Terpaksa Menikahi Si Culun
Kesal akibat tidak dihargai


__ADS_3

Langkahnya terus berjalan perlahan-lahan, yang sepertinya akan membawaku ke kamar. Tatapan Arjuna terus saja mengarah ke wajahku dan itu membuat semakin bersemu tak karuan.


Seeeeeeeeeeer, jedhhhoook. Tanpa diduga kepalaku sudah terbentur dipintu kamar sendiri.


"Aaaaaaaaahhhhhhhhh!" teriak kami berdua kompak.


Bhuuuuugh, akibat tidak ada keseimbangan Arjuna mengendong, maka tubuh yang terasa terbang sekarang sudah jatuh limbung kasar dilantai.


"Aaaa ... aawww!" Tangan sudah meraba kepala sambil mengelus bagian yang sakit.

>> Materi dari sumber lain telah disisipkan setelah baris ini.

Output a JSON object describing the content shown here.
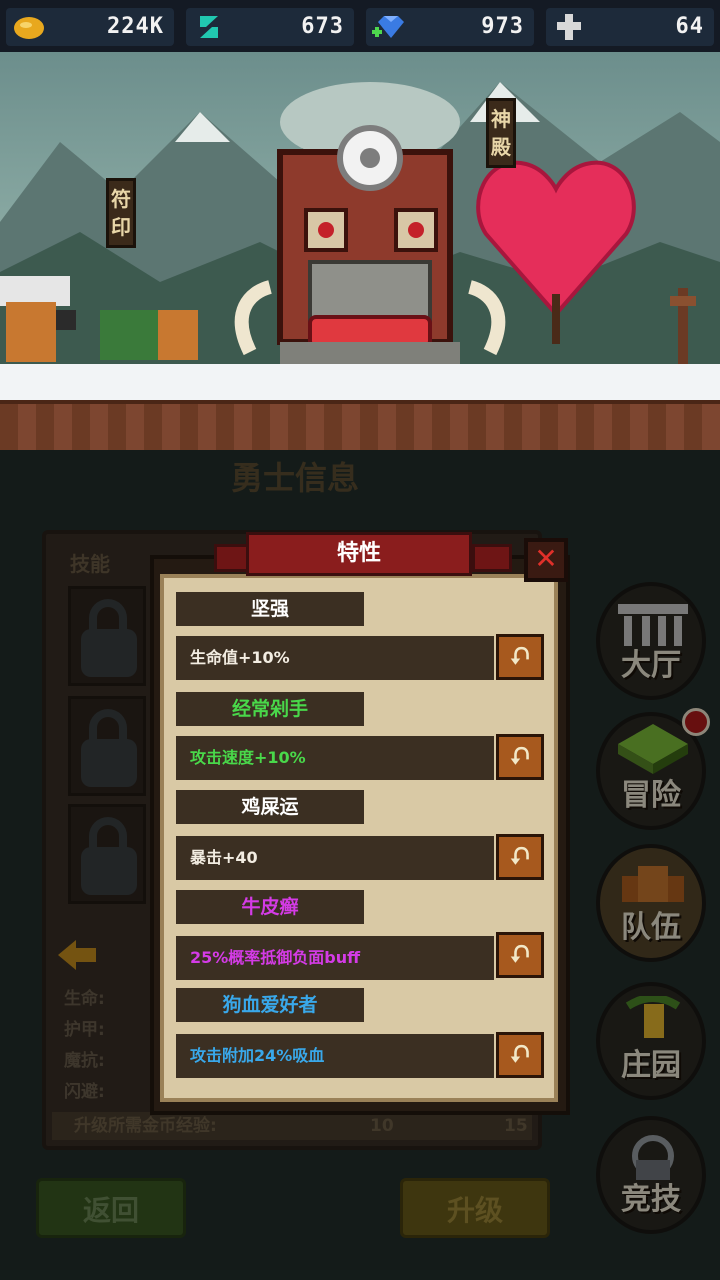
{
  "resources": [
    {
      "icon": "gold-icon",
      "value": "224K"
    },
    {
      "icon": "soul-gem-icon",
      "value": "673"
    },
    {
      "icon": "diamond-icon",
      "value": "973"
    },
    {
      "icon": "cross-token-icon",
      "value": "64"
    }
  ],
  "scene": {
    "sign_left": "符印",
    "sign_right": "神殿"
  },
  "panel": {
    "title": "勇士信息",
    "skills_label": "技能",
    "stats": [
      "生命:",
      "护甲:",
      "魔抗:",
      "闪避:"
    ],
    "upgrade_cost_label": "升级所需金币经验:",
    "upgrade_cost_gold": "10",
    "upgrade_cost_gem": "15",
    "back_button": "返回",
    "upgrade_button": "升级"
  },
  "nav": [
    {
      "label": "大厅",
      "icon": "hall-icon"
    },
    {
      "label": "冒险",
      "icon": "adventure-icon"
    },
    {
      "label": "队伍",
      "icon": "team-icon"
    },
    {
      "label": "庄园",
      "icon": "manor-icon"
    },
    {
      "label": "竞技",
      "icon": "arena-icon"
    }
  ],
  "dialog": {
    "title": "特性",
    "close_symbol": "✕",
    "swap_symbol": "⮏",
    "traits": [
      {
        "name": "坚强",
        "name_color": "#ffffff",
        "desc": "生命值+10%",
        "desc_color": "#f3ede2"
      },
      {
        "name": "经常剁手",
        "name_color": "#49d84a",
        "desc": "攻击速度+10%",
        "desc_color": "#49d84a"
      },
      {
        "name": "鸡屎运",
        "name_color": "#ffffff",
        "desc": "暴击+40",
        "desc_color": "#f3ede2"
      },
      {
        "name": "牛皮癣",
        "name_color": "#d43be6",
        "desc": "25%概率抵御负面buff",
        "desc_color": "#d43be6"
      },
      {
        "name": "狗血爱好者",
        "name_color": "#39a8ea",
        "desc": "攻击附加24%吸血",
        "desc_color": "#39a8ea"
      }
    ]
  }
}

Arjuna juga sudah jatuh terduduk, yang mana posisi tubuhnya sekarang seperti bayi yang sedang merangkak.


"Hmmmph ... ha ... ha ...ha," Arjuna telah tersenyum puas.



Tanpa henti Arjuna tertawa puas, saat melihat keadaanku yang kesakitan. Rambut yang tergeraipun sudah menjadi acak-acakkan akibat ulahnya barusan.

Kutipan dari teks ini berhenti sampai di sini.